The imminent retirement of John K. Fairbank '29, Higginson Professor of History, has affected both his fall and spring courses. Enrollment in Social Sciences 11a, "East Asian Civilization: China," was markedly higher during the fall semester than in previous years, Peter W. Stanley '62, assistant professor of History, said yesterday.
Stanley attributed the rise to many students' desire to take Fairbank's course before he retires. Stanley said he is "encouraged by the high enrollment," and has petitioned Dean Rosovsky for another section person in order to help cover additional material.
Emerson 105 is filled to overflowing during History 1711, "The United States and East Asia," another Fairbank course. Mary Parson '78 said yesterday that large first-day crowds reflected the course's popularity and encouraged even more students to enroll later on.
Joel S. Migdal, associate professor of Government, said yesterday the cancellation of Government 184, "International Politics and International Relations," probably explains this semester's crowding in other international relations courses. Migdal is taking time off from his teaching duties, to join the Center for International Affairs and act as a graduate advisor.
"We are making plans to get the graduate teachers together in March before the new course catalogue comes out to make sure there will be enough people to teach courses next year," Migdal said.
Students found this week that they cannot take Gov 188, "The Arenas of United States Foreign Policy." John D. Montgomery, professor of Public Administration and lecturer in Gov 188, is on sabbatical for the spring term. Montgomery said yesterday he will offer the course next year.
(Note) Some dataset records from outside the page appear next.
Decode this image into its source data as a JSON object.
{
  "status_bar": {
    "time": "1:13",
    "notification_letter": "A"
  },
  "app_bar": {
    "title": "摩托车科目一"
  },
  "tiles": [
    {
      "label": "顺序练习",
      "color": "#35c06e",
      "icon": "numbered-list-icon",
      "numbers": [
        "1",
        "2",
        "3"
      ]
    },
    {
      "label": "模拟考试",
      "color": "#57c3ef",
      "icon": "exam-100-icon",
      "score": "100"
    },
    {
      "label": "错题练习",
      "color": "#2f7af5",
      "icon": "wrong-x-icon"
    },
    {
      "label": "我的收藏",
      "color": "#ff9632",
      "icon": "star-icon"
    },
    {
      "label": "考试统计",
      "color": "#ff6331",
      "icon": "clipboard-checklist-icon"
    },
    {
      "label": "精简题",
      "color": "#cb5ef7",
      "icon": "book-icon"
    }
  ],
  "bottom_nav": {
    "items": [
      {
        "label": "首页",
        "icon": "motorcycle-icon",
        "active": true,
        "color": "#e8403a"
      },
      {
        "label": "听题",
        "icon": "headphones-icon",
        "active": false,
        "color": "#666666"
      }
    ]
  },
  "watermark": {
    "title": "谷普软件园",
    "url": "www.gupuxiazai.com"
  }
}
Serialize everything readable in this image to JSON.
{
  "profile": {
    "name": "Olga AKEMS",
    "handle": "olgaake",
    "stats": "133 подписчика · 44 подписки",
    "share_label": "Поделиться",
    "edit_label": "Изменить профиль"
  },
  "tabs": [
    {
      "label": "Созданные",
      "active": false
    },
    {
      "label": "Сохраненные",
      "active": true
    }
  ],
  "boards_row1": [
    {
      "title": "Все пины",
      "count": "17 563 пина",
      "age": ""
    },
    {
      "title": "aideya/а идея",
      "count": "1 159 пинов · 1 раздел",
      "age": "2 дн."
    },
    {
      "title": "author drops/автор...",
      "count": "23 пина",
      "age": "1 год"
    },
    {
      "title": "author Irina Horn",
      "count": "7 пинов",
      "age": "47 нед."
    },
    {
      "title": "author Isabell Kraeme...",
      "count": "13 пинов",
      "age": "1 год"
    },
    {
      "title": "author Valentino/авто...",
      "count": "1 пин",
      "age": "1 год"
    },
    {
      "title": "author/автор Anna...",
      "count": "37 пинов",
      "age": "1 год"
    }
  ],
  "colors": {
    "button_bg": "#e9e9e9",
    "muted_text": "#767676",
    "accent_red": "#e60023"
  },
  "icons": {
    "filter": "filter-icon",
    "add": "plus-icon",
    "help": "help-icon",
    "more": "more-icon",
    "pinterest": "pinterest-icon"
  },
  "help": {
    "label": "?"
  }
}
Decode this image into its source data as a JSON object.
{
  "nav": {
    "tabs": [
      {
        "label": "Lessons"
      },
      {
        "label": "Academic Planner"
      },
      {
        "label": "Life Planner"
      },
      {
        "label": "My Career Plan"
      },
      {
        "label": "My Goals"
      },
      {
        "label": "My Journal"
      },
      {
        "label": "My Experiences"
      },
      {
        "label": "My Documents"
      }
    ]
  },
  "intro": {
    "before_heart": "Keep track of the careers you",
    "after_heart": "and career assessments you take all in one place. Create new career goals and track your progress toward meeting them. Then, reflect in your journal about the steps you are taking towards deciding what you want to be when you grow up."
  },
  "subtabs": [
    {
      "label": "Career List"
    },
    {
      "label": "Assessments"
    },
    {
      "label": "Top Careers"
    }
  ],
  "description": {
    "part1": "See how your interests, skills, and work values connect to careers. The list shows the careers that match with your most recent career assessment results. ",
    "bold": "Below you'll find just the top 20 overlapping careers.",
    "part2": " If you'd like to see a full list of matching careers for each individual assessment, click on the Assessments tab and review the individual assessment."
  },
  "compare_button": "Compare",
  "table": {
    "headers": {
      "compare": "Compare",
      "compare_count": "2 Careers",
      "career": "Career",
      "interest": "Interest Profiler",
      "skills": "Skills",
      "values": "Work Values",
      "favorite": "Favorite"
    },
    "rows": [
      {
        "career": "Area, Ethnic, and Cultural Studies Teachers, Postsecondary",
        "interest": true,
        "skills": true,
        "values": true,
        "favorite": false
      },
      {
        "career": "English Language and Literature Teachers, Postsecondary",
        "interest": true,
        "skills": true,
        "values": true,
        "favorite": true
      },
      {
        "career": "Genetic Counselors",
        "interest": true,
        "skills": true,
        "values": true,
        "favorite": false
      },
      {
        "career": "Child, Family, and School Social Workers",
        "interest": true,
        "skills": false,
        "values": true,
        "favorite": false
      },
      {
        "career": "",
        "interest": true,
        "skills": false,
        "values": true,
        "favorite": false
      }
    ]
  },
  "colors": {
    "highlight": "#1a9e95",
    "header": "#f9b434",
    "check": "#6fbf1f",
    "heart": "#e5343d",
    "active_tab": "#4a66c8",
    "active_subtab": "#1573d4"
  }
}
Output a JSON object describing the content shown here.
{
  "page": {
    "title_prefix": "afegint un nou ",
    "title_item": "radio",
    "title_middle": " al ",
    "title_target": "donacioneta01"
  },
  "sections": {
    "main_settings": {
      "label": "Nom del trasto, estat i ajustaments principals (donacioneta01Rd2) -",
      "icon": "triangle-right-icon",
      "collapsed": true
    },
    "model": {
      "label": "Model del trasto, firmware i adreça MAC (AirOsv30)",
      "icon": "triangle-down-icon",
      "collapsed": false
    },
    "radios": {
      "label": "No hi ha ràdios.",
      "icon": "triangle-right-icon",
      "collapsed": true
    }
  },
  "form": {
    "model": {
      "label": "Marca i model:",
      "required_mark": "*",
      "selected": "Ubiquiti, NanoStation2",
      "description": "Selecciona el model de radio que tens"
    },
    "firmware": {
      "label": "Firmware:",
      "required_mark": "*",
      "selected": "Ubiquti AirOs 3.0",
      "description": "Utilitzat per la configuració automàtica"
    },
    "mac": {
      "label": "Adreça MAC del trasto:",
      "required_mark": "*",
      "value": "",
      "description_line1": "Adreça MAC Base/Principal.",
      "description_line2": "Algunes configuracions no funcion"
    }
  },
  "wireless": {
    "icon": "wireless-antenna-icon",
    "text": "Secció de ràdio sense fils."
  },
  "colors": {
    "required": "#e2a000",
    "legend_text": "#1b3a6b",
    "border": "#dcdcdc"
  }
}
Packed conditions at Burr B, where Government 40, "Continuity and Change in International Politics," meets, have not deterred students in making their course selections.
"The room is a terrible place--if the course could be held in a Science Center lecture hall then we wouldn't be jammed in," Susan Sacks '80 said yesterday.
Sacks said, however, that she is "willing to put up with the crowded conditions--if you're interested with what the course is about then it doesn't matter."